Re: On adding an extension point to GFileInfo
- From: Alexander Larsson <alexl redhat com>
- To: Adam Plumb <adamplumb gmail com>
- Cc: gtk-devel-list gnome org
- Subject: Re: On adding an extension point to GFileInfo
- Date: Mon, 01 Feb 2010 12:06:17 +0100
On Fri, 2010-01-29 at 17:58 -0500, Adam Plumb wrote:
> I wrote an email to this list in December about this subject, without
> response, so I thought I'd try again and see if anyone bites.
>
> I'd like to add an extension point to GFileInfo so that modules can
> watch new files as they are created. My real goal is to create a GIO
> module that acts as a version control daemon, doing VCS lookups on
> files and then applying attributes to the files, or possibly setting
> emblems depending on what the current VCS status is. The application
> accessing the GFileInfos can apply emblems based on the status
> attributes. Yes, nautilus already has functionality for adding emblems
> from extensions, but Thunar doesn't have such functionality (and won't
> add it, I've tried).
>
> I'd like to know the maintainers' thoughts on this and how best to
> attack the problem. I'm happy to mull it over a bit to make sure we
> get this right.
A GFile is not some heavy-weight object that makes sense to track. A
GFile object is equivalent to a "char *path" variable in typical posix
code. Creating, duplicating, passing around, etc of GFile object must
never be do any kind of I/O, and GFile objects are inherently immutable
objetcs.
So, any kind of virtualization like the one you talk about can't be done
by doing anything with the GFile objects.

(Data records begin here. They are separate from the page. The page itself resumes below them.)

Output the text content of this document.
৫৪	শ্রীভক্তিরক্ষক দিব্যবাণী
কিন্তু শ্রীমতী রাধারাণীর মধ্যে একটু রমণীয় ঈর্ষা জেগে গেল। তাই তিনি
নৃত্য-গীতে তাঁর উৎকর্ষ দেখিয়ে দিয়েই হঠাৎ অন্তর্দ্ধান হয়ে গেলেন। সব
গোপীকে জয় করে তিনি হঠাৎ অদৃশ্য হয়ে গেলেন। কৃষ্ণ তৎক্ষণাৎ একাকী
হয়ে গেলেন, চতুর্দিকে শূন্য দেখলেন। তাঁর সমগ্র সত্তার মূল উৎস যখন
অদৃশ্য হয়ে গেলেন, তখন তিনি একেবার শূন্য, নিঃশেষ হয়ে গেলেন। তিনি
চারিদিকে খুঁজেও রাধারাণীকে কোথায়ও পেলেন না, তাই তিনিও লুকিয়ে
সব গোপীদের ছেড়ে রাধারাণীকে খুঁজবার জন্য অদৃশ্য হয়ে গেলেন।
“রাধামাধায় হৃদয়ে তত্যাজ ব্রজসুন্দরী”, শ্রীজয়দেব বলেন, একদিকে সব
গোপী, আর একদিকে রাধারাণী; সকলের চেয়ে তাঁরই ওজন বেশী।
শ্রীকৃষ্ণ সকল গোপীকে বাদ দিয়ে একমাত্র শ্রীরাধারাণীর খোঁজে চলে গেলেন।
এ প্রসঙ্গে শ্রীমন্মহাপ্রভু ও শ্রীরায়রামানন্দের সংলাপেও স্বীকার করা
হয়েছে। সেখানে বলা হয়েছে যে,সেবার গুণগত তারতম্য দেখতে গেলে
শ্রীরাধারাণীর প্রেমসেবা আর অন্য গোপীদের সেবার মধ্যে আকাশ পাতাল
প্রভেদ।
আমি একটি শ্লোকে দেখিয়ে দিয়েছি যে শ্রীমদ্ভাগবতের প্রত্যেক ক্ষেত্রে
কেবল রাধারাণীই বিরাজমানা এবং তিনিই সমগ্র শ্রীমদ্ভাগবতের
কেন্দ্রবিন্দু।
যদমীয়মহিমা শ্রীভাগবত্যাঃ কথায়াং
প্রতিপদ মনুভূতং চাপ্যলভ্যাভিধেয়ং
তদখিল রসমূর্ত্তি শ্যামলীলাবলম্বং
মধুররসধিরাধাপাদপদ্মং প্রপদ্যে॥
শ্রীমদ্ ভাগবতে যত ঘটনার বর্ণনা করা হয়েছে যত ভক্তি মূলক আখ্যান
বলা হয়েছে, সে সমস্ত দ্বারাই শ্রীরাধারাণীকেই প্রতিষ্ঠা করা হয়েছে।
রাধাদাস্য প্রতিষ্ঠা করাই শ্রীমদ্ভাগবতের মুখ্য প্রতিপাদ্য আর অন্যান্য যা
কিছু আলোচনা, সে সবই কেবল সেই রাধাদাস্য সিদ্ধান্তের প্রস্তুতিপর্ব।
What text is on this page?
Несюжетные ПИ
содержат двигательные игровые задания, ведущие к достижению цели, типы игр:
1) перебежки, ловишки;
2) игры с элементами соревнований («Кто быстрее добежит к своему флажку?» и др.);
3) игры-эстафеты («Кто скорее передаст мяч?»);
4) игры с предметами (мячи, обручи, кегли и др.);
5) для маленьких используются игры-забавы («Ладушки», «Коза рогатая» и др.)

Instead, the correct place to virtualize i/o is the GVfs interface. All
actual I/O operations pass over this interface. Of course, normally
you'd just use one of the existing implementations, the one for local
files or the gvfs one for remote locations (although there is also e.g.
a http implementation for win32 based on the win32 http support).
If you don't want to write a completely new VFS then you can extend the
current ones. For GVFS extension means writing a new backend to handle
some new uri scheme. This isn't really what you want. The other
alternative is to extend the local file implementation of e.g.
query_info to pick up new attributes. This is partially done already
for looking up the gvfs metadata, although its kinda hard for external
modules to hook into this atm.
However, I don't really think that plugging in CVS support at this low
level is a good idea. There is no context for the calls, so its
impossible to keep any state, which means things will be slow (apps
expect the overhead of the i/o calls to be at "a few syscalls" level).
Furthermore, the code has to work in all kinds of contexts (no mainloop,
used in parallel in threads and whatnot) which is hard for non-trivial
implementations.
--
=-=-=-=-=-=-=-=-=-=-=-=-=-=-=-=-=-=-=-=-=-=-=-=-=-=-=-=-=-=-=-=-=-=-=-=-=-=
Alexander Larsson Red Hat, Inc
alexl redhat com alexander larsson gmail com
He's a suicidal hunchbacked matador with a secret. She's a wealthy goth
stripper with a birthmark shaped like Liberty's torch. They fight crime!